Supplemental Video V3. Individual tumor cell motility of a cell in a tumor from a control animal (#1). An individual HEp3 cell can be seen migrating in this cropped video selection of a tumor from a control animal.

05

Supplemental Video V4. Individual tumor cell motility of a cell in a tumor from a control animal (#2). An individual HEp3 cell can be seen migrating in this cropped video selection of a tumor from a control animal.

06

Supplemental Video V5. Individual tumor cell motility of a cell in a tumor from a mAb 1A5-treated animal (#1). The inability of a HEp3 cell to detach at the rear of the cell as it enters the stroma can be seen migrating in this cropped video selection of a tumor from a mAb 1A5-treated animal.

07

Supplemental Video V6. Individual tumor cell motility of a cell in a tumor from a mAb 1A5-treated animal (#2). The inability of a HEp3 cell to detach at the rear of the cell as it enters the stroma can be seen migrating in this cropped video selection of a tumor from a mAb 1A5-treated animal.

08

Supplemental Video V7. The extravasation of HEp3 cells from the chick embryo vasculature.

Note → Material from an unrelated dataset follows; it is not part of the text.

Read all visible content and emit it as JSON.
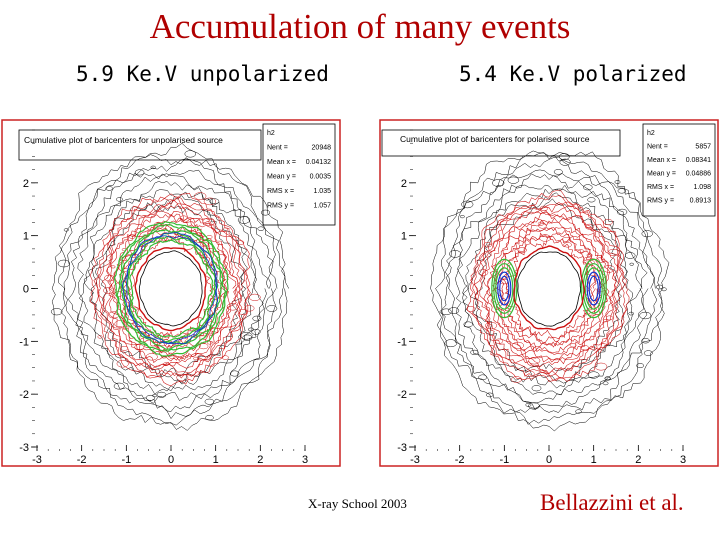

HEp3 cells arrested in the CAM vasculature after i.v. injection are seen migration in the vasculature and extravasate from the vasculature into the stroma below. Seven cell (1–7) are in the field of view. Cell#1 extravasates while cell# 4–7 have already extravasated. Cell# 2 and 3 remain in the vasculature. “*” indicates the location where the protruding/leading edge of the cell migrates out of the vasculature to a lower focal plane. “^” indicates the trailing end of the cell as it departs the vasculature.

09

Supplemental Video V8. The vascular guidance of HEp3 cell migration in vivo. GFP-expressing tumor cells in a small primary tumor can be seen migrating rapidly along the vasculature illustrating the possibility of vascular guidance of tumor cell migration.

10

Supplemental Video V9. Individual tumor cell motility of HEp3 cells treated with control mAb or mAb 1A5 while migrating on collagen type I coated coverslips. In vitro, individual HEp3 cells migrating on collagen type I detach readily at the rear in the presence of a control mAb while mAb 1A5 treatment prevents detachment at the rear. As a result, the cell to moves back and forth without achieving productive forward movement. The white asterisk indicates the initial attachment at the rear of the cell.